A research firm confirms that Apple Computer was knocked off of the list of the top-five worldwide PC vendors in the first quarter of this year.

Apple Computer was knocked off of the list of top-five worldwide PC vendors in the first quarter of this year for the first time in several years, research company Dataquest officially confirmed today.

In the U.S. market, shipments of Mac clones picked up while Apple's shipments were down almost 32 percent from the previous quarter, highlighting both the importance of clone vendors in propping up demand for the Mac OS and the problem they pose for Apple.

Power Computing posted the most significant gains, having increased shipments 31.6 percent over the fourth quarter. Taken together, Motorola, Umax Computing, Power Computing, and other vendors now have 30.2 percent of the Mac OS market to Apple's 69.8 percent. This compares to Apple's 89.7 percent in the first quarter of 1996, when the only other clone vendor was Power Computing.

Still, compared to the overall U.S. market for PC systems, including Windows-based systems, the Mac OS market share shrank by 10.6 percent from the fourth quarter of 1996 to 5.9 percent overall. Dataquest's survey tracks both retail and direct channel vendors. The success of the clone vendors during Apple's trials has again raised the specter of market share cannibalization.

"There's no evidence that the clone vendors are growing the Mac market. That doesn't mean they aren't," says James Staten, an analyst with market research firm Dataquest, but he is skeptical.

Staten says he is mainly looking for evidence of customers saying they are replacing Windows or Unix products with Macs as evidence clone vendors are growing the market, but that doesn't appear to be happening. The other way for clone vendors to grow the market would be to expand sales in overseas markets, but they don't appear to have made a significant impact yet, according to Staten.

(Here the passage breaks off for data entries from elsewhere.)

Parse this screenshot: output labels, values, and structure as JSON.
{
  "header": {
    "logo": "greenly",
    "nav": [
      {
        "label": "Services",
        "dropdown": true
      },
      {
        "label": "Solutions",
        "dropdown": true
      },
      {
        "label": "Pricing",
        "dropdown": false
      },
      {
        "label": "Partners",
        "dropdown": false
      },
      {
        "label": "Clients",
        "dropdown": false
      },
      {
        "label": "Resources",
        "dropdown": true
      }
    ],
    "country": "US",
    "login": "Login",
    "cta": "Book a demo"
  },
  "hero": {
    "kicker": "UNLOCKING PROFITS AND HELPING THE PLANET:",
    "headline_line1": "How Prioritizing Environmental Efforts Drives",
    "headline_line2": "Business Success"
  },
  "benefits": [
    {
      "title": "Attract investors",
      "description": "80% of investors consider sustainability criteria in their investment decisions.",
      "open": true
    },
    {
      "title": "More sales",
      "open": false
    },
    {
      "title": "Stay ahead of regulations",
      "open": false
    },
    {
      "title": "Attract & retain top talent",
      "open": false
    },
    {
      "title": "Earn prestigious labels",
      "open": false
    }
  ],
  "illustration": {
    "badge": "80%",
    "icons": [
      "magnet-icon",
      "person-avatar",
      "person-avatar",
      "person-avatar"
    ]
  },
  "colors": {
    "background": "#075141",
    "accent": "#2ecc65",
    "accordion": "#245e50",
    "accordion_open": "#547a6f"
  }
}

"Apple had some back-order problems last quarter. We believe they could've shipped approximately 50,000 more units, and the market wouldn't have been as flat as it was," says Staten. The backlog was due to parts shortages affecting the new Power Macintosh 8600 and 9600s, he says. Another factor in the drop was that the newly introduced PowerBook 3400s weren't available in quantity until the last month of the quarter.

While some studies that track the retail channel only have indicated that the Mac OS market share in the United States is growing faster than the overall market, second-quarter results might tell another story. If the inventory shipped to dealers doesn't sell through as some industry insiders predict, shipments might drop dramatically, reversing the apparent market share gains.